“that’s the tragedy of the commons” - some fuck busy selling off all the commons

i get linked this piece a lot, so im writing a response

wanna be real clear up front that i like the piece, and im not responding to it directly, really. im responding to the way its been internalized and redeployed within the very specific context of itch, steam, and games culture in the art/punk space i half-inhabit. ok mask off time to be a fuck ✌

here's what im usually saying before the piece gets linked:

itch.io is just a silicon valley startup with a rainbow pin, and the moral valorization of itch as a platform has served to discourage moral-minded outsiders, disproportionately queer and marginalized, from publishing their games on the only storefront where i personally have ever seen rent money be made without some gatekeeper's permission: steam. this is nothing special about steam, and it could be any other platform, but steam is where most of the audience is today, and its one of the only places that you can get your work sold without knowing a guy.
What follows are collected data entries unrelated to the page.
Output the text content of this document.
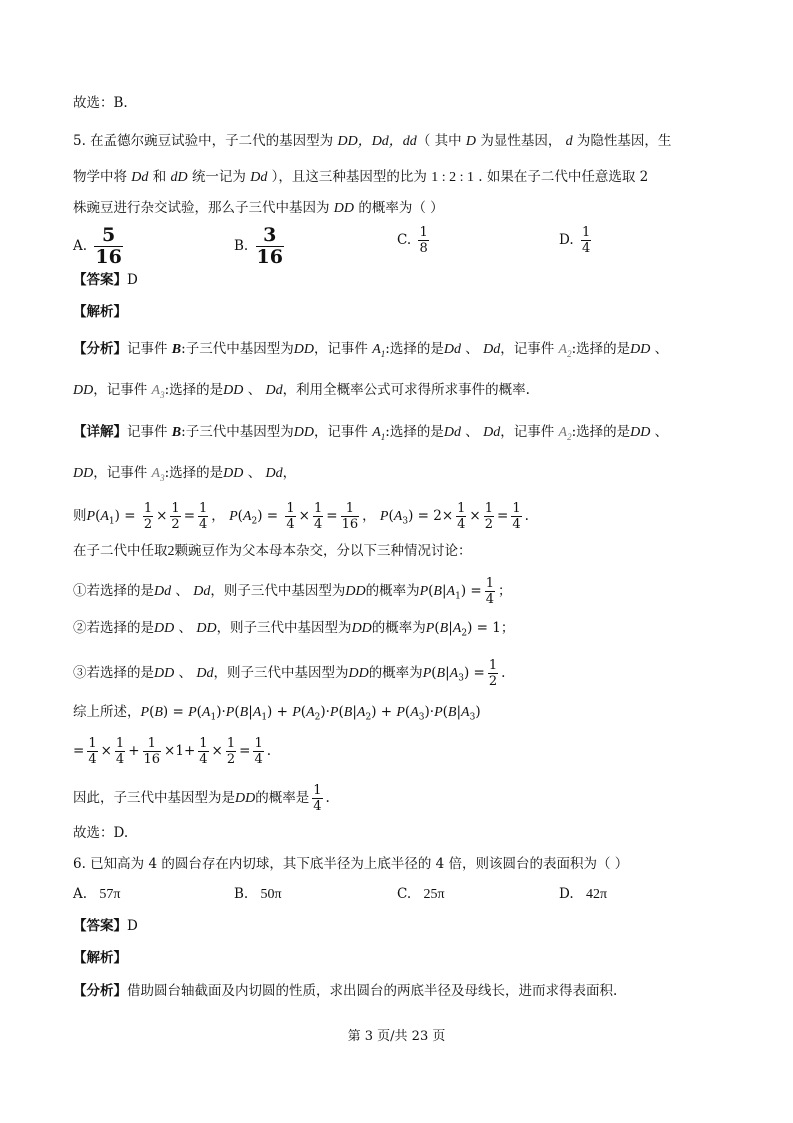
故选：B.
5. 在孟德尔豌豆试验中，子二代的基因型为 DD，Dd，dd（ 其中 D 为显性基因， d 为隐性基因，生
物学中将 Dd 和 dD 统一记为 Dd ），且这三种基因型的比为 1 : 2 : 1 . 如果在子二代中任意选取 2
株豌豆进行杂交试验，那么子三代中基因为 DD 的概率为（ ）
A. $\frac{5}{16}$	B. $\frac{3}{16}$	C. $\frac{1}{8}$	D. $\frac{1}{4}$
【答案】D
【解析】
【分析】记事件 B:子三代中基因型为DD，记事件 $A_1$:选择的是Dd 、 Dd，记事件 $A_2$:选择的是DD 、
DD，记事件 $A_3$:选择的是DD 、 Dd，利用全概率公式可求得所求事件的概率.
【详解】记事件 B:子三代中基因型为DD，记事件 $A_1$:选择的是Dd 、 Dd，记事件 $A_2$:选择的是DD 、
DD，记事件 $A_3$:选择的是DD 、 Dd，
则$P(A_1) = \frac{1}{2} \times \frac{1}{2} = \frac{1}{4}$ ， $P(A_2) = \frac{1}{4} \times \frac{1}{4} = \frac{1}{16}$ ， $P(A_3) = 2\times \frac{1}{4} \times \frac{1}{2} = \frac{1}{4}$ .
在子二代中任取2颗豌豆作为父本母本杂交，分以下三种情况讨论：
①若选择的是Dd 、 Dd，则子三代中基因型为DD的概率为$P(B|A_1) = \frac{1}{4}$ ；
②若选择的是DD 、 DD，则子三代中基因型为DD的概率为$P(B|A_2) = 1$；
③若选择的是DD 、 Dd，则子三代中基因型为DD的概率为$P(B|A_3) = \frac{1}{2}$ .
综上所述，$P(B) = P(A_1)\cdot P(B|A_1) + P(A_2)\cdot P(B|A_2) + P(A_3)\cdot P(B|A_3)$
= $\frac{1}{4} \times \frac{1}{4} + \frac{1}{16} \times 1+ \frac{1}{4} \times \frac{1}{2} = \frac{1}{4}$ .
因此，子三代中基因型为是DD的概率是 $\frac{1}{4}$ .
故选：D.
6. 已知高为 4 的圆台存在内切球，其下底半径为上底半径的 4 倍，则该圆台的表面积为（ ）
A. 57π	B. 50π	C. 25π	D. 42π
【答案】D
【解析】
【分析】借助圆台轴截面及内切圆的性质，求出圆台的两底半径及母线长，进而求得表面积.
第 3 页/共 23 页
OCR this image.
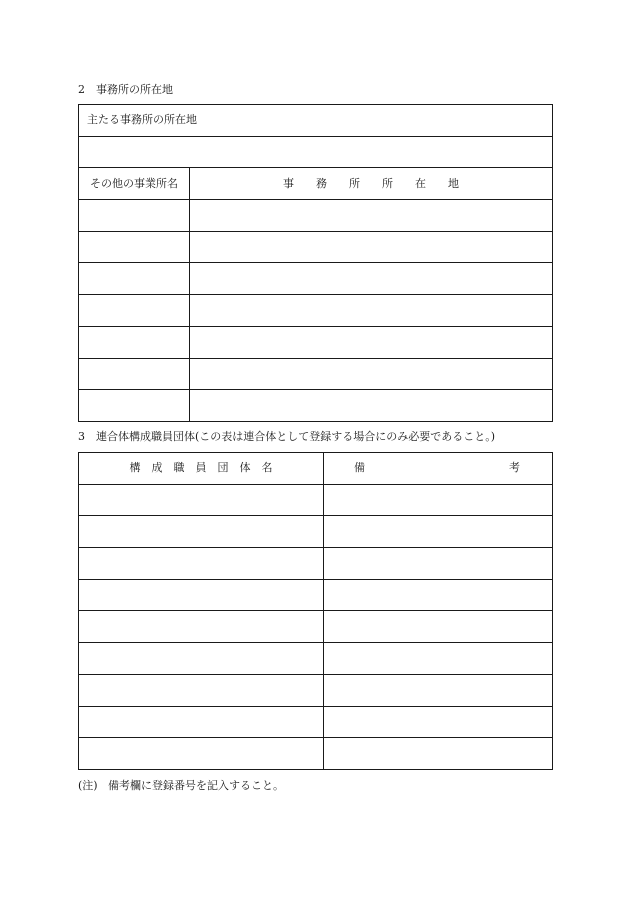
2 事務所の所在地
主たる事務所の所在地	

その他の事業所名	事　　務　　所　　所　　在　　地

3 連合体構成職員団体(この表は連合体として登録する場合にのみ必要であること。)
構　成　職　員　団　体　名	備 考

(注) 備考欄に登録番号を記入すること。
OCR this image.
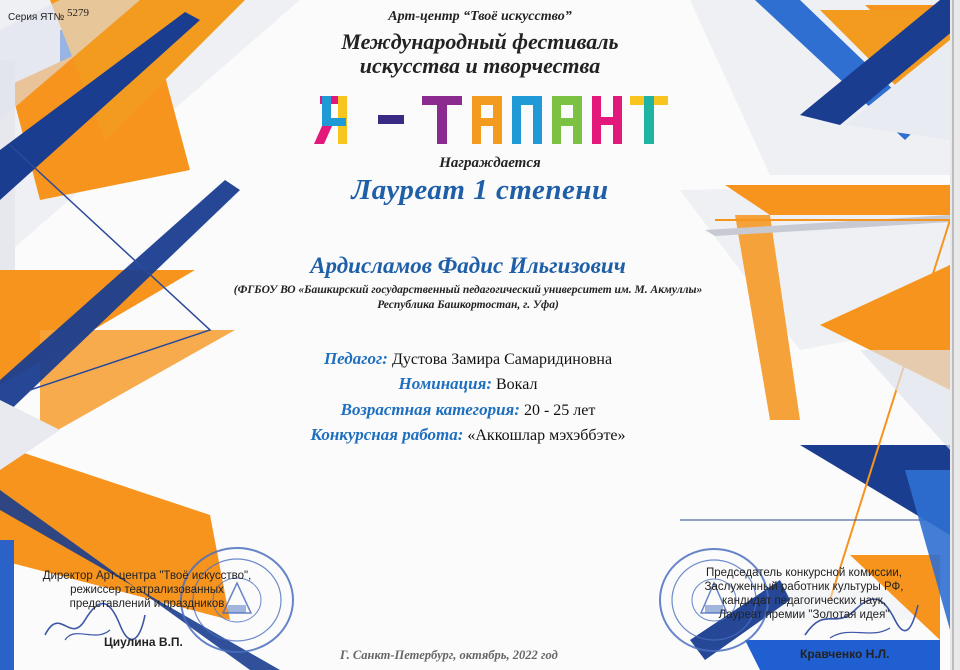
Серия ЯТ№ 5279	Арт-центр “Твоё искусство”
Международный фестиваль
искусства и творчества
Награждается
Лауреат 1 степени
Ардисламов Фадис Ильгизович
(ФГБОУ ВО «Башкирский государственный педагогический университет им. М. Акмуллы»
Республика Башкортостан, г. Уфа)
Педагог: Дустова Замира Самаридиновна
Номинация: Вокал
Возрастная категория: 20 - 25 лет
Конкурсная работа: «Аккошлар мэхэббэте»
Директор Арт-центра "Твоё искусство",
режиссер театрализованных
представлений и праздников
Циулина В.П.
Председатель конкурсной комиссии,
Заслуженный работник культуры РФ,
кандидат педагогических наук,
Лауреат премии "Золотая идея"
Кравченко Н.Л.
Г. Санкт-Петербург, октябрь, 2022 год
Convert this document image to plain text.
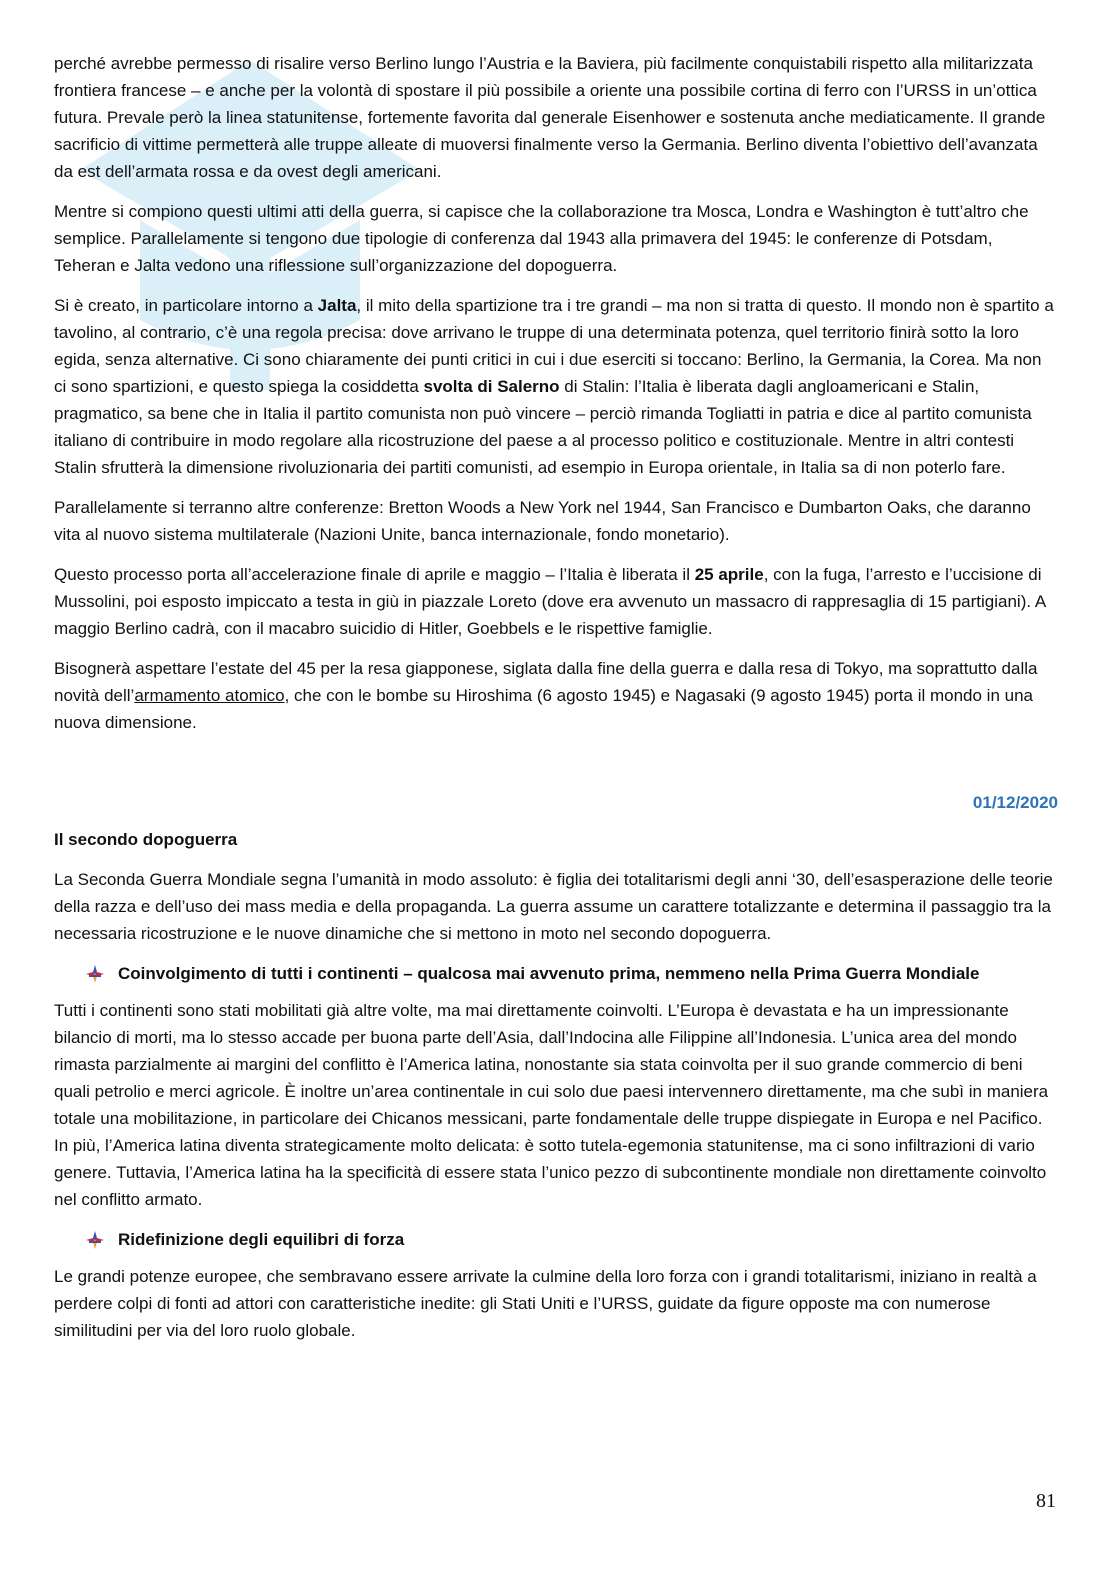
perché avrebbe permesso di risalire verso Berlino lungo l’Austria e la Baviera, più facilmente conquistabili rispetto alla militarizzata frontiera francese – e anche per la volontà di spostare il più possibile a oriente una possibile cortina di ferro con l’URSS in un’ottica futura. Prevale però la linea statunitense, fortemente favorita dal generale Eisenhower e sostenuta anche mediaticamente. Il grande sacrificio di vittime permetterà alle truppe alleate di muoversi finalmente verso la Germania. Berlino diventa l’obiettivo dell’avanzata da est dell’armata rossa e da ovest degli americani.

Mentre si compiono questi ultimi atti della guerra, si capisce che la collaborazione tra Mosca, Londra e Washington è tutt’altro che semplice. Parallelamente si tengono due tipologie di conferenza dal 1943 alla primavera del 1945: le conferenze di Potsdam, Teheran e Jalta vedono una riflessione sull’organizzazione del dopoguerra.

Si è creato, in particolare intorno a Jalta, il mito della spartizione tra i tre grandi – ma non si tratta di questo. Il mondo non è spartito a tavolino, al contrario, c’è una regola precisa: dove arrivano le truppe di una determinata potenza, quel territorio finirà sotto la loro egida, senza alternative. Ci sono chiaramente dei punti critici in cui i due eserciti si toccano: Berlino, la Germania, la Corea. Ma non ci sono spartizioni, e questo spiega la cosiddetta svolta di Salerno di Stalin: l’Italia è liberata dagli angloamericani e Stalin, pragmatico, sa bene che in Italia il partito comunista non può vincere – perciò rimanda Togliatti in patria e dice al partito comunista italiano di contribuire in modo regolare alla ricostruzione del paese a al processo politico e costituzionale. Mentre in altri contesti Stalin sfrutterà la dimensione rivoluzionaria dei partiti comunisti, ad esempio in Europa orientale, in Italia sa di non poterlo fare.

Parallelamente si terranno altre conferenze: Bretton Woods a New York nel 1944, San Francisco e Dumbarton Oaks, che daranno vita al nuovo sistema multilaterale (Nazioni Unite, banca internazionale, fondo monetario).

Questo processo porta all’accelerazione finale di aprile e maggio – l’Italia è liberata il 25 aprile, con la fuga, l’arresto e l’uccisione di Mussolini, poi esposto impiccato a testa in giù in piazzale Loreto (dove era avvenuto un massacro di rappresaglia di 15 partigiani). A maggio Berlino cadrà, con il macabro suicidio di Hitler, Goebbels e le rispettive famiglie.

Bisognerà aspettare l’estate del 45 per la resa giapponese, siglata dalla fine della guerra e dalla resa di Tokyo, ma soprattutto dalla novità dell’armamento atomico, che con le bombe su Hiroshima (6 agosto 1945) e Nagasaki (9 agosto 1945) porta il mondo in una nuova dimensione.

01/12/2020
Il secondo dopoguerra

La Seconda Guerra Mondiale segna l’umanità in modo assoluto: è figlia dei totalitarismi degli anni ‘30, dell’esasperazione delle teorie della razza e dell’uso dei mass media e della propaganda. La guerra assume un carattere totalizzante e determina il passaggio tra la necessaria ricostruzione e le nuove dinamiche che si mettono in moto nel secondo dopoguerra.

Coinvolgimento di tutti i continenti – qualcosa mai avvenuto prima, nemmeno nella Prima Guerra Mondiale

Tutti i continenti sono stati mobilitati già altre volte, ma mai direttamente coinvolti. L’Europa è devastata e ha un impressionante bilancio di morti, ma lo stesso accade per buona parte dell’Asia, dall’Indocina alle Filippine all’Indonesia. L’unica area del mondo rimasta parzialmente ai margini del conflitto è l’America latina, nonostante sia stata coinvolta per il suo grande commercio di beni quali petrolio e merci agricole. È inoltre un’area continentale in cui solo due paesi intervennero direttamente, ma che subì in maniera totale una mobilitazione, in particolare dei Chicanos messicani, parte fondamentale delle truppe dispiegate in Europa e nel Pacifico. In più, l’America latina diventa strategicamente molto delicata: è sotto tutela-egemonia statunitense, ma ci sono infiltrazioni di vario genere. Tuttavia, l’America latina ha la specificità di essere stata l’unico pezzo di subcontinente mondiale non direttamente coinvolto nel conflitto armato.

Ridefinizione degli equilibri di forza

Le grandi potenze europee, che sembravano essere arrivate la culmine della loro forza con i grandi totalitarismi, iniziano in realtà a perdere colpi di fonti ad attori con caratteristiche inedite: gli Stati Uniti e l’URSS, guidate da figure opposte ma con numerose similitudini per via del loro ruolo globale.

81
when i publish games on steam and itch side by side, steam makes more than 100x the amount of money that itch makes, and not through any special featuring. in fact steam surfaces your games without some employee plucking you out, whereas itch seems to be based largely on the one or two itch people featuring you on the front page. to be very clear: when im lucky, steam makes me enough to live humbly in a big city with a partner to split rent, but i would make more money as a bus driver. itch makes enough money to buy a hotdog. sorry if saying this in public makes me look like a capitalist, but my games work is real work and i am not ashamed in any direction for selling them and making a living off of them.

i see the obsession with itch as part of a larger aesthetically-anti-capitalist posture that has been prevalent in the 'cool punk queer games' 'scene' for a while: steam is gross, selling your games is gross, talking about money is gross unless you can make yourself seem really cataclysmically poor, which if you can do that it's fine to ask for people to give you money as a purely moral act, as a donation.

look, fuck capitalism. but this is not a strategy for moving beyond it, let alone surviving it. this is just a way to look cool while capitulating. you might have work elsewhere, or support elsewhere, such that you can appear to be not capitulating at all. but i fuckin know you! if you work in academia or are some kind of culture worker, if you make money from public grants, if you work for amazon or elsewhere in software, and then you come into this space and moralize about the purity of free labor, fuck you!

you are not purified by your aesthetic separation from money. you are setting a cultural standard in this space that pressures the most moral-minded, most marginalized young developers to build their work practice within a framework that is guaranteed not to sustain them. fuck you.

here's a quote that i think distills what people are referring to from the piece when they link it in response:

"“by putting a price on free games we will make it easier for small devs to compete.” or - what if we finally forced Rockstar to pay their own taxes and then give the money to those small devs directly, rather than hoping that the market will sort it out?"

im not trying to impose some kind of 'all games cost money' precedent. i miss flash portals too, both as an artist and as a player. there should absolutely be spaces for work made in whatever context.

im asking you to stop phrasing these arguments like this, like its a moral failing to advocate for the continued existence of the sliver of games industry where independent artists can sell their own games to players and pay rent with the money. like talking about the really existing conditions of the present makes someone a capitalist shill.

im asking you to imagine steps towards a post-capitalist utopia that are steps you can actually take and live to see the other side. 'force rockstar to pay taxes' is not something either of us can do, not something all of itch's audience put together could do. why dont you go VOTE about it, nerd. in the meantime, some of us are trying to build and maintain sustainable spaces for living human beings! like by actually doing the work ourselves!

nobody is trying to sell off the commons. there are no commons anymore. itch is a privately held company. bye!